Diversidade e o paradoxo da tolerância

12/11/21 - 15:22

Dr. Silvio de Sá

Nos últimos anos o debate sobre a questão da diversidade, no âmbito da sociedade, ganhou bastante relevância pública, tanto nos ambientes políticos, quanto sociais em nosso país. Do ponto de vista da etimologia, a palavra diversidade deriva do latim (diversitas, atis) e significa “diferença, variedade, mudança, alteração”. 

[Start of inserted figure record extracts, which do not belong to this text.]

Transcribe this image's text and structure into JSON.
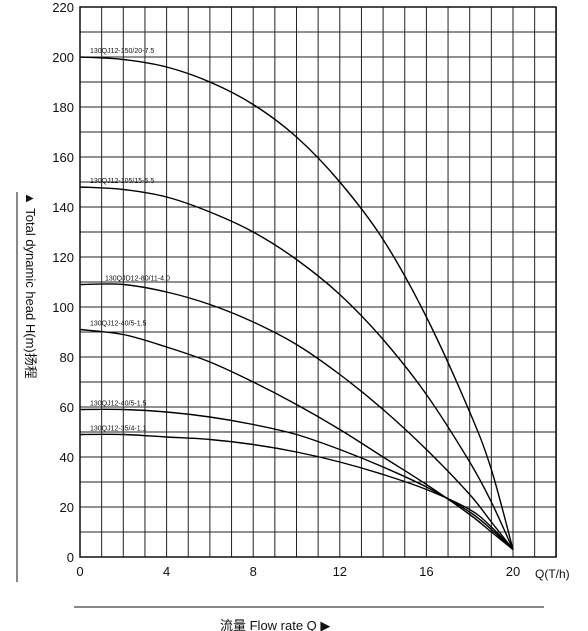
{
  "chart_data": {
    "type": "line",
    "x_unit_label": "Q(T/h)",
    "xlabel": "流量 Flow rate Q ▶",
    "ylabel": "▲ Total dynamic head H(m)扬程",
    "xlim": [
      0,
      20
    ],
    "ylim": [
      0,
      220
    ],
    "x_ticks": [
      0,
      4,
      8,
      12,
      16,
      20
    ],
    "y_ticks": [
      0,
      20,
      40,
      60,
      80,
      100,
      120,
      140,
      160,
      180,
      200,
      220
    ],
    "grid": true,
    "series": [
      {
        "name": "130QJ12-150/20-7.5",
        "x": [
          0,
          2,
          4,
          6,
          8,
          10,
          12,
          14,
          16,
          18,
          19,
          20
        ],
        "y": [
          200,
          199,
          196,
          190,
          181,
          168,
          150,
          127,
          96,
          58,
          35,
          3
        ]
      },
      {
        "name": "130QJ12-105/15-5.5",
        "x": [
          0,
          2,
          4,
          6,
          8,
          10,
          12,
          14,
          16,
          18,
          19,
          20
        ],
        "y": [
          148,
          147,
          144,
          138,
          130,
          119,
          105,
          87,
          65,
          38,
          22,
          3
        ]
      },
      {
        "name": "130QJD12-80/11-4.0",
        "x": [
          0,
          2,
          4,
          6,
          8,
          10,
          12,
          14,
          16,
          18,
          19,
          20
        ],
        "y": [
          109,
          109,
          106,
          101,
          94,
          85,
          73,
          59,
          43,
          25,
          14,
          3
        ]
      },
      {
        "name": "130QJ12-40/5-1.5",
        "x": [
          0,
          2,
          4,
          6,
          8,
          10,
          12,
          14,
          16,
          18,
          19,
          20
        ],
        "y": [
          91,
          89,
          84,
          78,
          70,
          61,
          51,
          40,
          29,
          17,
          10,
          3
        ]
      },
      {
        "name": "130QJ12-40/5-1.5",
        "x": [
          0,
          2,
          4,
          6,
          8,
          10,
          12,
          14,
          16,
          18,
          19,
          20
        ],
        "y": [
          59,
          59,
          58,
          56,
          53,
          49,
          43,
          36,
          28,
          18,
          11,
          3
        ]
      },
      {
        "name": "130QJ12-35/4-1.1",
        "x": [
          0,
          2,
          4,
          6,
          8,
          10,
          12,
          14,
          16,
          18,
          19,
          20
        ],
        "y": [
          49,
          49,
          48,
          47,
          45,
          42,
          38,
          33,
          27,
          19,
          12,
          3
        ]
      }
    ]
  }
}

Entretanto, o argumento favorável à existência de uma sociedade plural, que preconiza uma igualdade de todos em meio às diferenças, não se limita apenas à questão do respeito à diversidade. Em síntese: não basta reconhecer a existência de uma diversidade entre as pessoas, é preciso que a mesma sociedade, ao mesmo tempo, promova a inclusão de grupos de pessoas que, pela ausência de respeito ou compreensão às diferenças, se tornam minorizados ou sub-representados. 

Entre as mais variadas pautas que circunda o tema da diversidade, podemos destacar: a necessidade de mais mulheres nos espaços de liderança, considerando que 51% da população brasileira é composta por mulheres, a questão racial, tendo em vista que 54% do povo brasileiro é negro. Uma outra pauta corresponde ao respeito à diversidade social, liderada pelo movimento LGBTQIA+ e, por fim, o respeito à diversidade, também tem sido pautado pelas pessoas com deficiência ou (PCDs). 

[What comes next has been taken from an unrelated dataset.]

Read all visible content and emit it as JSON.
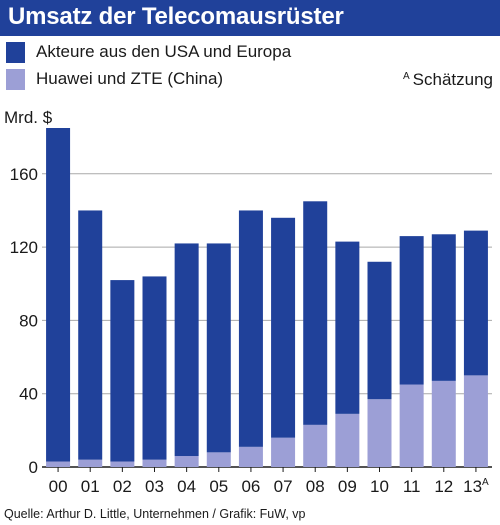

Em face das pautas supracitadas surgem os mais variados argumentos, contrários ou favoráveis ao tema da diversidade social. Percebe-se, entretanto, que muitas vezes o debate que envolve o tema da diversidade social não chega a um consenso e as partes envolvidas no discurso político ou social partem para argumentos de autoridade. 

Ocorre que o respeito à diversidade e à defesa de uma inclusão social de grupos minorizados ou sub-representados é um discurso que decorre de um imperativo de natureza ética, valendo-se aqui das máximas de Kant. Ou seja, por mais que uma pessoa possua uma posição política ou religiosa, bem delineada e solidificada em seus padrões morais, ela jamais poderá marginalizar uma outra pessoa em razão de sua opção sexual, por exemplo. É que a Ética, enquanto ciência que baliza os preceitos morais, não suporta esse tipo de discriminação entre os seres humanos, conforme ensina Sánchez Vásquez. 

Aqui entra a importância de se compreender o “paradoxo da tolerância” no sentido de que um cenário em que a tolerância é ilimitada, poderia levar ao desaparecimento da própria tolerância. Dito de forma mais simples: viver em sociedade pressupõe respeito e tolerância às diferências, porém, sem perder de vista que é um dever ético insurgir contra aqueles que são intolerantes, ou seja, que abandonam o debate racional e partem para argumentos de autoridade para justificar as suas posições a partir de dogmas ou crenças. 

Isso não significa que, em uma sociedade democrática ou aberta, alguém não possa defender a sua opinião ou seu ponto de vista. Ela não apenas pode, mas deve fazê-lo, porém, mediante uma demarcação racional e mediante argumentos falseáveis. O que não se admite é que, ante a ausência de argumentos racionais, demarcados por critérios de faleabildiade, uma determinada pessoa passe a defender argumentos dogmáticos ou de crença, tais como: superioridade de raça ou gênero.  

Por fim, um ser humano, conforme preconiza Karl Popper, deve reservar o direito, em nome da tolerância, de não tolerar os intolerantes. Em sendo assim, qualquer movimento que pregue a intolerância, ante a ausência de argumentos racionais, deve ser objeto de reprimenda, pela via do direito democrático.